Eu não te quero aqui para que andes sobre as águas ou me defendas de tempestades e raios que reluzem à noite. Te quero aqui para que me digas das vagas e das marés, de Netuno e das sereias, dos tantos navios naufragados ou das garrafas com mensagens em seu bojo que chegam às praias.
Não te quero aqui para que espanes a areia do meu corpo ou estendas toalhas para que me deite, mas para que me contes da solidão nos desertos, dos homens azuis que perambulam, da variedade de cores que a areia toma em praias onde nunca se pisou, das orlas feitas em pedras e musgos, em algas e conchas.

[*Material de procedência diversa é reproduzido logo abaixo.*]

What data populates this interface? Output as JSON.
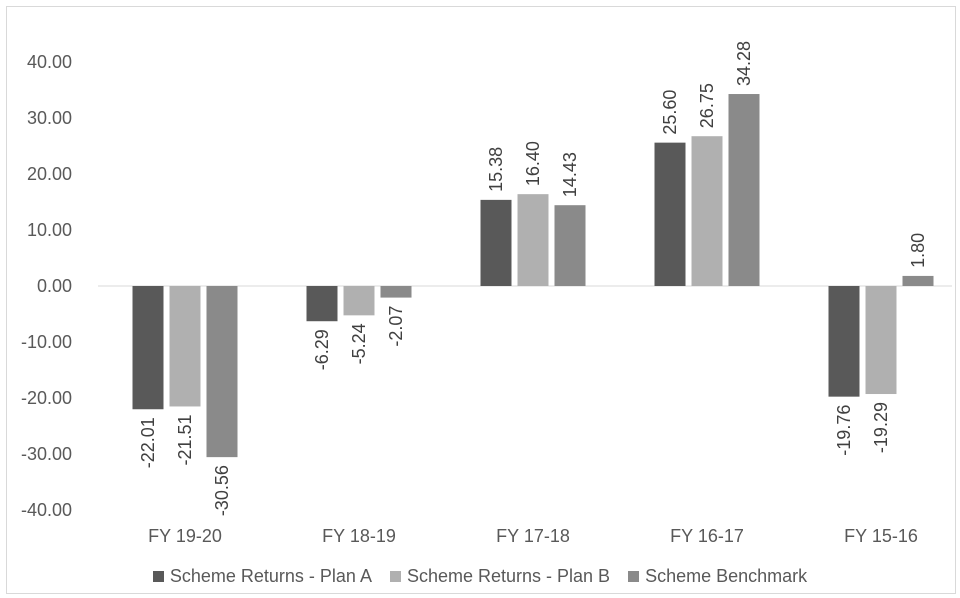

Eu não te busco aqui para que me tomes pela mão e me leves pelos caminhos verdes que eu escolho, mas para que me fales do brilho nos teus olhos quando passas por uma árvore alta, para que me expliques de troncos e de ramos e para que descubras, junto comigo , os seus nomes e aquela época precisa em que transmutam as folhas verdes brilhantes para o amarelo, o ouro e, ao fim, para aquele vermelho crepuscular, antes que se desnudem de todo.
Não te chamo aqui para que limpes meus caminhos e estendas tapetes, mas para que me fales da terra e da relva, dos países onde ovelhas ou cabras disparam pelos montes, onde ainda existem pastores que tocam flautas enquanto esperam o momento do retorno, onde pequenas choupanas guardam o pão e o mel que será alimento para a fome.
Não te procuro aqui, nestas ruas por onde ando, para que me dês o apoio do teu braço ou da tua mão, mas para que me fales de antigos moradores destas casas velhas, das pessoas cheias de sonhos e ilusões que viveram nelas, de como foram construídas com suor ou em meio a facilidades, de como cada tijolo foi uma ilusão de poder, de abrigo, de conforto.
Eu não te busco aqui, nestes sonhos que eu sonho, para que me faças de princesa ou cortesã, para que me estendas coroas ou cetros, ou bordões, mas para que me contes sobre amores apaixonados entre a realeza e a plebe, entre religiosos e ateus, entre pessoas feitas umas para as outras ou não. Para que me digas de corações desvairados, de mortes e de incestos, de venenos e de punhais.
Não te chamo aqui, nestas noites insones, para que subas montanhas por mim, mas para que fales sobre aqueles que percorreram longas estradas, subiram cordilheiras e desceram a vales, a vulcões, que enfrentaram ciclones, dilúvios, cheias, por intrepidez, para salvar alguém, ou para colher uma flor para a amada.
Não te trago até mim para que transformes água em vinho, ou sirvas-me uma taça, mas para que me digas das cores das uvas, de como ficam quando os raios de sol batem sobre as videiras, sobre tonéis de carvalho e sobre pés esmagando a fruta. Para que me expliques do tinido suave de uma taça lapidada em cristal e, levantando a tua contra a luz se veja a cor suave do vinho que provas e deixa teu gosto em minha boca.
Eu não te quero junto a mim para que me vistas de sedas e linhos, mas para que teças com dedos habilidosos uma delicada teia sobre nossas cabeças, para que cries uma proteção contra os desatinos da vida, contra a inconstância do tempo, contra a fuga das horas.
Não te quero comigo para que me alimentes como a um pássaro pequenino, mas para que tuas mãos, teus olhos, ó sem nome, sejam meu próprio alimento, água em abundância, meu sentimento e meu consolo.
Eu não te quero aqui para que sejamos um, nem para que sejamos dois. Mas para que sejamos compreensão e cumplicidade, afeto e paixão, cuidado e carinho. Para que sejamos nós. Para que sejamos encontro. Para que possamos ser, ao mesmo tempo, infância e adolescência, juventude e maturidade, velhice e o eterno sono que vem depois.